5 Bronx-born celebs ready to walk the Walk

Five artists who were born and reared in the Bronx will come back to the borough as hometown heroes for their induction into the Bronx Walk of Fame during Bronx Week 2009.

The Bronx Walk of Fame, located outside the Bronx County Building at the corner of Grand Concourse and East 161st Street, has seen its share of celebrities inducted since it’s founding in 1997.

This yearmusical composer Charles Fox, hip-hop pioneer GrandWizzard Theodore, actor Judy Reyes from the hit show Scrubs, singer/songwriter Melissa Manchester, and 1970s pop-icon Tony Orlando will be inducted into the Bronx Walk of Fame in a ceremony held in front of 851 Grand Concourse on Saturday, June 20 at 11 a.m.

“I want to invite everyone to join me for an exciting welcome home and induction ceremony in honor of the new distinguished members of The Bronx Walk of Fame,” Borough President Ruben Diaz Jr. said.
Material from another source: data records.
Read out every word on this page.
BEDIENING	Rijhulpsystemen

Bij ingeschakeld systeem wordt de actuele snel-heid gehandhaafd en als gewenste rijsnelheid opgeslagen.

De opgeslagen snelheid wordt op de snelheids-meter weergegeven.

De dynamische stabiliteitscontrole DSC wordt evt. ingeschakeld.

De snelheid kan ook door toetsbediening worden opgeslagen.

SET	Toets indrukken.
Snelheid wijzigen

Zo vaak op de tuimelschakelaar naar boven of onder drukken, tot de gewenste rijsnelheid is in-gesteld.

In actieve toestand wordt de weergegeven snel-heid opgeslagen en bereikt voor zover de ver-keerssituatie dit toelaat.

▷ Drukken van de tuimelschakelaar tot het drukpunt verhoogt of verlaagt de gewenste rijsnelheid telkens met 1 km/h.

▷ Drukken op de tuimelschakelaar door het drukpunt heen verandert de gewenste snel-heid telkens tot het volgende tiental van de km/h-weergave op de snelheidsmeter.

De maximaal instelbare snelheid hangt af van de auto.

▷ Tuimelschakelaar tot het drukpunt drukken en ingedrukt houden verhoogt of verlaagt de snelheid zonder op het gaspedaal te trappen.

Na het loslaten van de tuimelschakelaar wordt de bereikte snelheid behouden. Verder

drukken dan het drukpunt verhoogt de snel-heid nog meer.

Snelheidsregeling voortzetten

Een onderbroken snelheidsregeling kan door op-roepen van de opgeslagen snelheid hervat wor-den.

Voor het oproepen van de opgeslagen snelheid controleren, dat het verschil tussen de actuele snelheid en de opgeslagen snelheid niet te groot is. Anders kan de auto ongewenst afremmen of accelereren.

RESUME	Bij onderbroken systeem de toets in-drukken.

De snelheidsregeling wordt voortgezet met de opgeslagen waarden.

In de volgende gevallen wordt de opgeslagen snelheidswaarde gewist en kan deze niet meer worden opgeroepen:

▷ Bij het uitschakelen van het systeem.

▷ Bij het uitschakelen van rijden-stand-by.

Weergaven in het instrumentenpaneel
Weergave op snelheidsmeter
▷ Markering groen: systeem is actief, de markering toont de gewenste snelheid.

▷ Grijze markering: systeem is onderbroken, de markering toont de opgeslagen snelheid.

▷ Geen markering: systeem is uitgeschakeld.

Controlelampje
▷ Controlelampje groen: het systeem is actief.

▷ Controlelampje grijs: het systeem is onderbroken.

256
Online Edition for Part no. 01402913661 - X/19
Charles Fox is a musical composer who has composed original scores to the soundtracks to over 100 motion pictures, as well as the theme songs and other music for such popular television programs as The Love Boat, Happy Days, Laverne and Shirley, Wonder Woman, The Paper Chase and Love American Style, for which he received two Emmy Awards.

Fox also wrote Ready to Take a Chance Again, I Got a Name and Killing Me Softly With His Song, for which he received the Grammy Award for Best Song. In 2004, he was inducted into the songwriter’s Hall of Fame.

Theodore Livingston, a.k.a. GrandWizzard Theodore, is known worldwide for his role in the advancement of turntable manipulation having invented both the “scratch” and the “needle drop” techniques, ushering in the birth of hip-hop in the late 1970s and early 1980s. Theodore was a member of the L Brothers and the Fantastic Five. Theodore has received a Lifetime Achievement Award from International Turntablist Federation and is the 2001 recipient of The Source Magazine’s Pioneer Award.

Singer and songwriter Melissa Manchester was a back-up singer for Bette Midler who went on to establish her own career with the smash hit song Midnight Blue. Manchester wrote songs for Barbara Streisand, Dusty Springfield, Johnny Mathis, Peabo Bryson, and Cleo Lane among others. She recorded the international hit songs Through The Eyes Of Love and Don’t Cry Out Loud, and won a Grammy in 1982. She has most recently starred opposite Kelsey Grammer in the musical Sweeny Todd in Los Angeles.

Judy Reyes, best known for starring as the sassy, no-nonsense nurse Carla Espinosa on the comedy series Scrubs, is also set to star in the Lifetime original move Little Girl Lost: The Delimar Vera Story. Scrubs is the ten-time Emmy-nominated comedy series.

Tony Orlando has spent more than 35 years in show business; the singer had hit songs in the 1970s with Knock Three Times, and Tie a Yellow Ribbon Round the Ole Oak Tree. Orlando has had his own variety show on television, and stars in both films and on Broadway.